O sociólogo e professor Paulo Silvino analisa quatro aspectos da sociedade e as mudanças que ocorrerão no contexto pós-pandemia
Apesar de ser impossível prever os efeitos da pandemia da covid-19, o diretor da Organização Mundial da Saúde, Dr. Tedros Adhanom Ghebreyesus, garante que o mundo não voltará a ser o que era antes e teremos que achar um ‘novo normal’, mais seguro, saudável e preparado. Diante disso, o sociólogo, pesquisador e professor da Fundação Escola de Sociologia e Política de São Paulo (FESPSP), Paulo Silvino, faz algumas especulações cabíveis sobre o mundo pós-pandemia.
Desemprego e precarização do trabalho
De acordo com uma pesquisa feita no início de abril pelo Datafolha, 76% dos brasileiros apoiam o isolamento social como forma de mitigar o coronavírus.

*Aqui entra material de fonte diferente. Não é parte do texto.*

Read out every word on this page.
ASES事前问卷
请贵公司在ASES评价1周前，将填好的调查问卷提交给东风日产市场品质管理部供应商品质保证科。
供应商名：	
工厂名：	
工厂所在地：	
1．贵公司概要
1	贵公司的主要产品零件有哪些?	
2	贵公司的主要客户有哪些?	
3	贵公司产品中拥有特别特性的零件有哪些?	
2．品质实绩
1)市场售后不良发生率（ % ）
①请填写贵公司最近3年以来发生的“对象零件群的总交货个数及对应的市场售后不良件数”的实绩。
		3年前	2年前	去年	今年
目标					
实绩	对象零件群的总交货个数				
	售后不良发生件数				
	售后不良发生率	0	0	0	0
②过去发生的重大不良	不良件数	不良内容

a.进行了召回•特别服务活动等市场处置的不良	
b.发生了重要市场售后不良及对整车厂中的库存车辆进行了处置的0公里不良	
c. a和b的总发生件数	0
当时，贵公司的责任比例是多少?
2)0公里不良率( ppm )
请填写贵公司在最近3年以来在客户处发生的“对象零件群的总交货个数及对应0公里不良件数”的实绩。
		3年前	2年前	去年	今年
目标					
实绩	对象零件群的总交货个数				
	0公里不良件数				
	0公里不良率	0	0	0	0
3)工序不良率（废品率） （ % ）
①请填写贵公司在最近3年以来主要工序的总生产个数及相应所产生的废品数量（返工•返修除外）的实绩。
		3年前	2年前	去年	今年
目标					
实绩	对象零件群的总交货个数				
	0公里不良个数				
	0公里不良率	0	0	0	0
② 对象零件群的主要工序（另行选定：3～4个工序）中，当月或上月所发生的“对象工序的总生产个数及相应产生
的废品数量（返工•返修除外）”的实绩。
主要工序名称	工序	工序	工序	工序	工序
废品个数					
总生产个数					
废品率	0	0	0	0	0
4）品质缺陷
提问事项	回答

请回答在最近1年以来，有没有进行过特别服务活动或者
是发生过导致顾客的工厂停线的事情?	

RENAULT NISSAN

Apesar da grande aceitabilidade, a ideia causa receio para aqueles que temem ser somados aos 12,3 milhões de desempregados, conforme dados do IBGE. Ainda que o Brasil possua leis que impeçam demissões em massa, Paulo diz que a inserção de jovens e atuais desempregados será mais lenta. Além disso, pontua que os subempregos irão aumentar. “Isso vai depender de cada país, uns — como nós — sentirão mais que outros”, afirma o especialista.

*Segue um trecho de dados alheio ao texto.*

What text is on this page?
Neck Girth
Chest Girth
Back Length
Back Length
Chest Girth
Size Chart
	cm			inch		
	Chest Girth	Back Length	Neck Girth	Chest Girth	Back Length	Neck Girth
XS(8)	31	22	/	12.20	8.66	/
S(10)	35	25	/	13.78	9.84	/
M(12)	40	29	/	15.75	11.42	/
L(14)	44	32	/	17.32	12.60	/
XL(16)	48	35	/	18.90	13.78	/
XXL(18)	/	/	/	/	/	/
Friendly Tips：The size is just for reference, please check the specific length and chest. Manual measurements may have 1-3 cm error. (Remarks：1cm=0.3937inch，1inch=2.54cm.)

Outro fator que, de acordo com ele, poderá influenciar os dados de trabalhos precarizados será o home office. Em 2018, 3,8 milhões de brasileiros já produziam de casa. Esse número provavelmente será impulsionado e fará com que empresas tenham redução de custos, como vale transporte, água e luz. “O que veremos pode ser apenas a aceleração de um processo que já estava em curso: o trabalho em home. Porém, o que deve chamar atenção é como isso poderá implicar a precarização do trabalho, com salários menores e mais atividades”, analisa.
Economia pós-pandemia: daqui pra frente, é só pra trás
As previsões para o PIB de 2020 são preocupantes. Os economistas do Citibank preveem uma contração de 4,5% em relação a 2019 — antes a expectativa era de um crescimento de 1,7%.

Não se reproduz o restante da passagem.